Abstract

Despite its great physical or symbolic weight in the studies of architecture and design, the table, especially the roundtable in cinema—and its place in the history and historiographies of moving images—remains overlooked and undertheorized. This essay aims to provide an overview of why the notion of the roundtable is integral to our examination of global Chinese cinephilia throughout the special issue. To that end, the essay suggests the need to understand the table on and offscreen before we historicize the roundtable within the cinemascape. The relationship between cinema and the table as a spatial metaphor, a mode of framing, and as infrastructure is highlighted.

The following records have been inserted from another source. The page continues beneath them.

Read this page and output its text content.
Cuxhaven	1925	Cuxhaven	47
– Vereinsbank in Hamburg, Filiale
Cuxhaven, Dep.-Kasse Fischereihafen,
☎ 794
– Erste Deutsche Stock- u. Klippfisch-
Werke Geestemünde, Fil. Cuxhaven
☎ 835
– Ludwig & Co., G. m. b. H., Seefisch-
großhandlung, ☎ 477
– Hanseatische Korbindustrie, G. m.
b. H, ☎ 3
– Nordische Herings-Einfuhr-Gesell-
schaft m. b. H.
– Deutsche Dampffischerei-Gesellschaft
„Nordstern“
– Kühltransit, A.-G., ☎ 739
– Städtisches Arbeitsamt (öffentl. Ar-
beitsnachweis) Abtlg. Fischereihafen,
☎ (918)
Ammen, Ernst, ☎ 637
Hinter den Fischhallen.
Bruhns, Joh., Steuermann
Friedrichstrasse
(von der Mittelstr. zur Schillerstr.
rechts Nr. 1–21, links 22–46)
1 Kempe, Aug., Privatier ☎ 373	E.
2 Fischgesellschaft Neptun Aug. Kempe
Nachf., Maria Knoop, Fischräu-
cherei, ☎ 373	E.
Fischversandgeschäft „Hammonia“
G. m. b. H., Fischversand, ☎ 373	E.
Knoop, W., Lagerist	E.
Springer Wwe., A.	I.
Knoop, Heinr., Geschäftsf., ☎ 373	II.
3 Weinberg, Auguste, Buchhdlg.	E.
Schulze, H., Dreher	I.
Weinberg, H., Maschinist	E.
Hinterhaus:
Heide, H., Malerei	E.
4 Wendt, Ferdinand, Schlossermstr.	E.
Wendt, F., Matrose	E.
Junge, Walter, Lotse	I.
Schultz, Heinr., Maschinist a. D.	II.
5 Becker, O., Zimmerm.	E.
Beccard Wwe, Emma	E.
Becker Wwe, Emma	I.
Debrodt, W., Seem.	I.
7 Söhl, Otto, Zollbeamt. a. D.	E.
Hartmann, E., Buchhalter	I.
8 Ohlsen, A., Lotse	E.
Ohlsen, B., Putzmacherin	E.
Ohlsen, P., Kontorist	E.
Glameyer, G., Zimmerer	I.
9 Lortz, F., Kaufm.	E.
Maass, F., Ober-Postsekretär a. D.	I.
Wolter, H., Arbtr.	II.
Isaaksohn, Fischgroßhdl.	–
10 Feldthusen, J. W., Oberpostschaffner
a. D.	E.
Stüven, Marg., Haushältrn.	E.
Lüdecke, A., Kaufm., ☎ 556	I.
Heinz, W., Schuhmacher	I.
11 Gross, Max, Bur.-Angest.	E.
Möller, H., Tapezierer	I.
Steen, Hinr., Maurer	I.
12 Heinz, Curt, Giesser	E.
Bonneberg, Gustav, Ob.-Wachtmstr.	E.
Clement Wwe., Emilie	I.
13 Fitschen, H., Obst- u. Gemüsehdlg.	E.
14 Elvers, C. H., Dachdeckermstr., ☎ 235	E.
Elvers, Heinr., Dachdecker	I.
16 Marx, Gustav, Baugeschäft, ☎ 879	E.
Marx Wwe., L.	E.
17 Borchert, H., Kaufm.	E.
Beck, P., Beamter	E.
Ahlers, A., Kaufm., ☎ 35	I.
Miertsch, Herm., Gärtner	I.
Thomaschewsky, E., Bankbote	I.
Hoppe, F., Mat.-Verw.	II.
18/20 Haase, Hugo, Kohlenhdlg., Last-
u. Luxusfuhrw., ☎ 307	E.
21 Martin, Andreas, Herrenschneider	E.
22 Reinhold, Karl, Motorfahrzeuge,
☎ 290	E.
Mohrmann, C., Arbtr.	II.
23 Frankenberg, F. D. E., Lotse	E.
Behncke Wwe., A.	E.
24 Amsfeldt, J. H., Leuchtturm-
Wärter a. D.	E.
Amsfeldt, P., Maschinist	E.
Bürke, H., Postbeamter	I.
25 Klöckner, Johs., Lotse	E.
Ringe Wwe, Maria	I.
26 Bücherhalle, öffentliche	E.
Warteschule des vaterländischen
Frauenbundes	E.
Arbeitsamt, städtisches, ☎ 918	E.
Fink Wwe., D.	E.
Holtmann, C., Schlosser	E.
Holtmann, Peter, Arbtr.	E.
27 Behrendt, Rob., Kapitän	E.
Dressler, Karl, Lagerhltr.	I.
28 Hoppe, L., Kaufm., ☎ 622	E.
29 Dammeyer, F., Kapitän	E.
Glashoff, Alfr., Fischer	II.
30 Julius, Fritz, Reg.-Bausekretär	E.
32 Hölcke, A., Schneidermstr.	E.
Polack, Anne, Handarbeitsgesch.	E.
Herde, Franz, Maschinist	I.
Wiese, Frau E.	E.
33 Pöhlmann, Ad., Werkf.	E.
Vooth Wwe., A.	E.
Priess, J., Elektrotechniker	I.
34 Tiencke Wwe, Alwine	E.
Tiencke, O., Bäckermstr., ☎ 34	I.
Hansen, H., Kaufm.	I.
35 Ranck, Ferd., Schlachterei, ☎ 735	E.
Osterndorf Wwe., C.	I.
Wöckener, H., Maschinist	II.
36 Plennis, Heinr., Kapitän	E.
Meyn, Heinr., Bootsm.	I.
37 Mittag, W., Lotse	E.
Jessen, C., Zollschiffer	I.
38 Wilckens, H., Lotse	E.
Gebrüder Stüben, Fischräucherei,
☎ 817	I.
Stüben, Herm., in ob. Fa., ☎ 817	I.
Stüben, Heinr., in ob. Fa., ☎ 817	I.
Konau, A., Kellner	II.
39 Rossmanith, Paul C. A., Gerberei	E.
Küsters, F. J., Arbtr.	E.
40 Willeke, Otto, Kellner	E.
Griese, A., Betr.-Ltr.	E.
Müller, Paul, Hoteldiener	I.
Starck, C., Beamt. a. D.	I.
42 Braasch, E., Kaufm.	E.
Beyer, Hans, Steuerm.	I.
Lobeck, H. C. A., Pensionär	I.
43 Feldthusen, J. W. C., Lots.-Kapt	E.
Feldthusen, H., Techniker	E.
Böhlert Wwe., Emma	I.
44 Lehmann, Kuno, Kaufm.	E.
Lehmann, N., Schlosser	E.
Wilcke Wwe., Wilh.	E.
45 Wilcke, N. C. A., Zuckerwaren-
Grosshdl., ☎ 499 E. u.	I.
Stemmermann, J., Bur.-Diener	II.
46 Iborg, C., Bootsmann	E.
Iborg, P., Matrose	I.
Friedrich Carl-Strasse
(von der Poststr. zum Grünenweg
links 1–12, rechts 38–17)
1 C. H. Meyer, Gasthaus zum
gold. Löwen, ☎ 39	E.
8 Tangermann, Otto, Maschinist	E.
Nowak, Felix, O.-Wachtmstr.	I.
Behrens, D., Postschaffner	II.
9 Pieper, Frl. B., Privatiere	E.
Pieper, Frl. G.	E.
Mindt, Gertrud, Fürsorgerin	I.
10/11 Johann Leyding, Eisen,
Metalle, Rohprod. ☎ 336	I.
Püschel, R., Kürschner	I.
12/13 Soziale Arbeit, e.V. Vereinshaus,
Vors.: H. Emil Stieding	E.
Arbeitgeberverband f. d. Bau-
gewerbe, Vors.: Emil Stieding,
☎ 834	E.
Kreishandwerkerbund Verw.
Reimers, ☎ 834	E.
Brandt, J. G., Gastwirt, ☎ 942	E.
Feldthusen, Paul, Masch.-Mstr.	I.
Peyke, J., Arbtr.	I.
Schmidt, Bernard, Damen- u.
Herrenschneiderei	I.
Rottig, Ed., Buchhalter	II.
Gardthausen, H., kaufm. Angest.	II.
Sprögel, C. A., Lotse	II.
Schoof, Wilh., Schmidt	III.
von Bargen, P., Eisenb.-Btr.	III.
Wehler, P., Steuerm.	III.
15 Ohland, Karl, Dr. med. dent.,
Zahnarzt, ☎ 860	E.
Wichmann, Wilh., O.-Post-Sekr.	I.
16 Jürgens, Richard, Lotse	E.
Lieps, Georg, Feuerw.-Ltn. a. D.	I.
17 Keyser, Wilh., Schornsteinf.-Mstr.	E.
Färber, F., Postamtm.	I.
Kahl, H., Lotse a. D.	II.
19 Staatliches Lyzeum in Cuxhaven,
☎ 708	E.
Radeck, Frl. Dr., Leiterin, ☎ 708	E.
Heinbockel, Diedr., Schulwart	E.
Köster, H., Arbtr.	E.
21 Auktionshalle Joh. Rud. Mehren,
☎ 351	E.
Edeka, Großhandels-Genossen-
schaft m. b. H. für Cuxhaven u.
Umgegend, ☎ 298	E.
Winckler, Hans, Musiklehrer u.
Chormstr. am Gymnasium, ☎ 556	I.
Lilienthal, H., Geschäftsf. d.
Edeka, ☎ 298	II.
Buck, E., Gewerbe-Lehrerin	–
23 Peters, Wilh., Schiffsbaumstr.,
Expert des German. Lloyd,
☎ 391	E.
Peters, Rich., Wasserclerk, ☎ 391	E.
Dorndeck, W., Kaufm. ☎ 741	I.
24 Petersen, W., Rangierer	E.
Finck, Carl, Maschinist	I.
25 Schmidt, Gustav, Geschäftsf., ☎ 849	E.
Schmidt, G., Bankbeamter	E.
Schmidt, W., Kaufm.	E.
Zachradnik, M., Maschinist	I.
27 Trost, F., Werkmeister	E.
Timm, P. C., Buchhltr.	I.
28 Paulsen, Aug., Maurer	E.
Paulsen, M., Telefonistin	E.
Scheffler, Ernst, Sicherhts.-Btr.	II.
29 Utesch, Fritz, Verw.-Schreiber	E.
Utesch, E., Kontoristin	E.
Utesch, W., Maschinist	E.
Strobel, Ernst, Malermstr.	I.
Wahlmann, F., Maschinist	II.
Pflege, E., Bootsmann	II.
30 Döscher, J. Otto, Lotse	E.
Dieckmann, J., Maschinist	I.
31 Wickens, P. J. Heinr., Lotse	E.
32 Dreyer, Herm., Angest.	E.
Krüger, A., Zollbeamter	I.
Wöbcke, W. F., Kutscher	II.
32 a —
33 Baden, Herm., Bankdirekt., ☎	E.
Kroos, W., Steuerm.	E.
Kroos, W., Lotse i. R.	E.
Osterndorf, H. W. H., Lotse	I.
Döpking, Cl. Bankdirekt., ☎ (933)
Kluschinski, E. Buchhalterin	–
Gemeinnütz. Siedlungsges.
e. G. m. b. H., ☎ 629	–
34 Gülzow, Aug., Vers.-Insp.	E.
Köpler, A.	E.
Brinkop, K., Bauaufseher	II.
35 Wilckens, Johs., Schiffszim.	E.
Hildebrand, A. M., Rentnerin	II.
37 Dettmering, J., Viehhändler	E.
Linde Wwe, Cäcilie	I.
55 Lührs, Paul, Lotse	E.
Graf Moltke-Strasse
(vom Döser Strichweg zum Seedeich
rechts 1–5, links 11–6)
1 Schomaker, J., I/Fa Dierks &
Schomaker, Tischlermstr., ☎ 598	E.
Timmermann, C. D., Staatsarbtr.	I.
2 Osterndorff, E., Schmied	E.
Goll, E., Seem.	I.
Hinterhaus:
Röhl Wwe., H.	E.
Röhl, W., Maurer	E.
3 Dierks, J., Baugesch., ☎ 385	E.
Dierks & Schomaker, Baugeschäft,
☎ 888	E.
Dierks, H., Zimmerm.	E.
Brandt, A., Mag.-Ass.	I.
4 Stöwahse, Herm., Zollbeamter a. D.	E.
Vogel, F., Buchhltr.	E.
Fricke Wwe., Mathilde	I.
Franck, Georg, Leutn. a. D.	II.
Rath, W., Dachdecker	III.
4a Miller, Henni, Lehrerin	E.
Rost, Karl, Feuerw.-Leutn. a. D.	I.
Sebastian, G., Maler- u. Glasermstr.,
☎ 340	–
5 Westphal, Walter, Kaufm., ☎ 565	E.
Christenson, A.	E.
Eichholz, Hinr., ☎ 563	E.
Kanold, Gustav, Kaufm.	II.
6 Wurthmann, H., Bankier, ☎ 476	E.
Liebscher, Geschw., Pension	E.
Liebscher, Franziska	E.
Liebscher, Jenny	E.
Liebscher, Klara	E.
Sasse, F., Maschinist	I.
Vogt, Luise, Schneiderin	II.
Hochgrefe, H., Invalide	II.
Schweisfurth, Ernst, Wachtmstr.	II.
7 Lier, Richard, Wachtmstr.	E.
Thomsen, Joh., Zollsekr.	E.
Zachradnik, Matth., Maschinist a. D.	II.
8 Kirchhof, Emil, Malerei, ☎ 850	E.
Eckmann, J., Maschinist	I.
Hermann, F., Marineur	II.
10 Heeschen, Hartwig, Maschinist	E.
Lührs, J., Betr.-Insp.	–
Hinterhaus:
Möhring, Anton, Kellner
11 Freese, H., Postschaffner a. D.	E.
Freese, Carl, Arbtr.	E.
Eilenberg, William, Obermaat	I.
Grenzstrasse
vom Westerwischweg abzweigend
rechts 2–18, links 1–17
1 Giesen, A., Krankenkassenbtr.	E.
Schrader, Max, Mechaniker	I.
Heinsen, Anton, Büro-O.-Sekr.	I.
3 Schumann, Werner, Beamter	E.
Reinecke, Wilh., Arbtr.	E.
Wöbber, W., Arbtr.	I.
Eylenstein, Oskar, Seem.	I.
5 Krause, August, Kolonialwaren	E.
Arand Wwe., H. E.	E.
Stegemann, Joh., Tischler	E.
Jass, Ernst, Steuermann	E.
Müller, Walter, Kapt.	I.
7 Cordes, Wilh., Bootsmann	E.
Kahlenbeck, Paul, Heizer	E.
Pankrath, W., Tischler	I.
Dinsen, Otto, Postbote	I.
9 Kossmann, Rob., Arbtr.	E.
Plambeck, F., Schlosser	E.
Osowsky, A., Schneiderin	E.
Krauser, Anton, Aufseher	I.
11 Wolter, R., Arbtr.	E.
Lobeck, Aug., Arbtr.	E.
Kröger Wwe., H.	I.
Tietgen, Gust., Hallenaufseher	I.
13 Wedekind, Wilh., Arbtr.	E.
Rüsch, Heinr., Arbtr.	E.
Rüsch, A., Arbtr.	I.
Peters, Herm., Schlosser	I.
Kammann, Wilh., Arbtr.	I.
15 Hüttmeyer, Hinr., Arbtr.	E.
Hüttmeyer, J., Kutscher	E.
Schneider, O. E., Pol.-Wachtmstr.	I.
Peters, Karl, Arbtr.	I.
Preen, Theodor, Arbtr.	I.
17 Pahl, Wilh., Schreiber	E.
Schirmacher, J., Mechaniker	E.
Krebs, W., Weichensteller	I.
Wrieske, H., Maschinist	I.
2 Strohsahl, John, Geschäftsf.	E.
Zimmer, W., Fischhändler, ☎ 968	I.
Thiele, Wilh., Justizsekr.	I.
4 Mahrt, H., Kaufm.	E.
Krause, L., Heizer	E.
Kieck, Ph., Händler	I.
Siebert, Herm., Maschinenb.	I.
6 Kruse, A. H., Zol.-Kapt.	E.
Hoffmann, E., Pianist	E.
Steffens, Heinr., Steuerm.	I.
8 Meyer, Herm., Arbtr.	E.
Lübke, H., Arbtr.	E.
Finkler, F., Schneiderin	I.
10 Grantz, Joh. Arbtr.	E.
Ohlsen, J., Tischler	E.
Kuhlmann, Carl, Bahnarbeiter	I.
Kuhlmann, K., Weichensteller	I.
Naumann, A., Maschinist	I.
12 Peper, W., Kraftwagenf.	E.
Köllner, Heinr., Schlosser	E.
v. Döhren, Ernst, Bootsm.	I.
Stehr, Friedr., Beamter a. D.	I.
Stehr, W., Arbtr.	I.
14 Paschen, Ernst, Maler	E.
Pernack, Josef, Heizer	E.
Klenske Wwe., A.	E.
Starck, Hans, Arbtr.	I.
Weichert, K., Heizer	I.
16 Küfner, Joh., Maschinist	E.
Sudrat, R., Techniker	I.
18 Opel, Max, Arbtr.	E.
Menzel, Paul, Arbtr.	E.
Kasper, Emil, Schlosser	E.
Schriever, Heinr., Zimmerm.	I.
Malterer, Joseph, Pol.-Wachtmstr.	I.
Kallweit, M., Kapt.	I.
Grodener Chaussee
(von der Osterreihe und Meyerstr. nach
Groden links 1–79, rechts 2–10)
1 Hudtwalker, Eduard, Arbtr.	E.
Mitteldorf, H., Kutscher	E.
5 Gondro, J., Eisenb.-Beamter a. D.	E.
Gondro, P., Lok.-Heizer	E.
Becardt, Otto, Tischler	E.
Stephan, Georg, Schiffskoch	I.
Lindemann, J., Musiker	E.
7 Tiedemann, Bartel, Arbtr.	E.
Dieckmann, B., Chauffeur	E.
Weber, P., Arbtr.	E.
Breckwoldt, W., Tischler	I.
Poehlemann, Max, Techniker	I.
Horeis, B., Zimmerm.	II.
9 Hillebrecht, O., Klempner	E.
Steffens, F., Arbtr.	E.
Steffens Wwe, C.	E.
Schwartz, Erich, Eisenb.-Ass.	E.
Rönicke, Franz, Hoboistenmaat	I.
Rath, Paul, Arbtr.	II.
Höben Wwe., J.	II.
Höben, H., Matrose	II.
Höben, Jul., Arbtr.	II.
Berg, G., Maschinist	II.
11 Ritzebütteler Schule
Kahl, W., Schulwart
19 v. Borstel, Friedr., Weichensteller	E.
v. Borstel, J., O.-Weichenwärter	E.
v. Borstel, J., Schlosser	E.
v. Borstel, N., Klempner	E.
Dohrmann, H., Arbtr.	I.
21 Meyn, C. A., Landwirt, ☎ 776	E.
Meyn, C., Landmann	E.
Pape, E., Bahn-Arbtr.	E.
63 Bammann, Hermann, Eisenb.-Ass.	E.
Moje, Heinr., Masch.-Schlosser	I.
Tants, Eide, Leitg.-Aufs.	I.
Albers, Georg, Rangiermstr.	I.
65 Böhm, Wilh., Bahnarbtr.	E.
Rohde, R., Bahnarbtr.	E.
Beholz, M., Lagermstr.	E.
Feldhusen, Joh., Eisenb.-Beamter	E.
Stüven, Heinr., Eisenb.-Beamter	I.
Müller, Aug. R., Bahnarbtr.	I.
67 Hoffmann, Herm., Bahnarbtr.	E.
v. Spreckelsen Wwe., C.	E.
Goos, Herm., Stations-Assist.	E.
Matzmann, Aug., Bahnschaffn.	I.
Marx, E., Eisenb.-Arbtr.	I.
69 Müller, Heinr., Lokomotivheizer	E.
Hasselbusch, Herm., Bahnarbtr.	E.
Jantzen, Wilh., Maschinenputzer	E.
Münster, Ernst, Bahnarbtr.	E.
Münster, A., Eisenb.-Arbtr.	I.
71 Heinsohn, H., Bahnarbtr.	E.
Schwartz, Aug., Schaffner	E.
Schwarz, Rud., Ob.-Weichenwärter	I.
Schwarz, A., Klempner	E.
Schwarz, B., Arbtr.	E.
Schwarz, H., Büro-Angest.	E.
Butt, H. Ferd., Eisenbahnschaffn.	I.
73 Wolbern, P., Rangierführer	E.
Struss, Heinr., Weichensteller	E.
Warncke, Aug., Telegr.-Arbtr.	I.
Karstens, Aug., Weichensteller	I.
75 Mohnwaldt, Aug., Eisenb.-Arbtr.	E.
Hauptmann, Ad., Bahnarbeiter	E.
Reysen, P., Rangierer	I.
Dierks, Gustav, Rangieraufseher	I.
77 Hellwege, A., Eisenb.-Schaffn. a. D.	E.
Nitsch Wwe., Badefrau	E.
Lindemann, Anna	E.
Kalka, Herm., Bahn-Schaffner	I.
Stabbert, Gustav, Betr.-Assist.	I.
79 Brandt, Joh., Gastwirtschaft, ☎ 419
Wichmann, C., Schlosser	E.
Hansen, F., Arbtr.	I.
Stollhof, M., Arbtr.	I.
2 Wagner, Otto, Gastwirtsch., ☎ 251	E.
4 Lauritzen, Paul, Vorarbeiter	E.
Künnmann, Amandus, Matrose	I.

Particularly important is how the roundtable stands out as a critical lens through which we create space for further historiographic thinking about cinema. In the essay, Roundtable Cinephilia is a working concept to acknowledge a variety of flexible cinephilic encounters across time, space, and scale, as well as across print, audiovisual, electronic, and digital platforms; it should also point to the possibility of reorientation through border-crossing experiences and encounters. In short, the essay recognizes the roundtable as a global intermedial genre, an analytical category particularly exemplified within and across the Chinese and Sinophone cinephile communities. Rather than how people gather or how they are seated around the roundtable, the most pressing question addressed in the essay, then, is whether we can have a roundtable, or common ground, not just around which to sit together, but also from where to stand up, leave, and reorient ourselves. Drawing on the special issue, we hope in this way to have taken steps toward enacting, more than just proposing, what cinema as roundtables can do.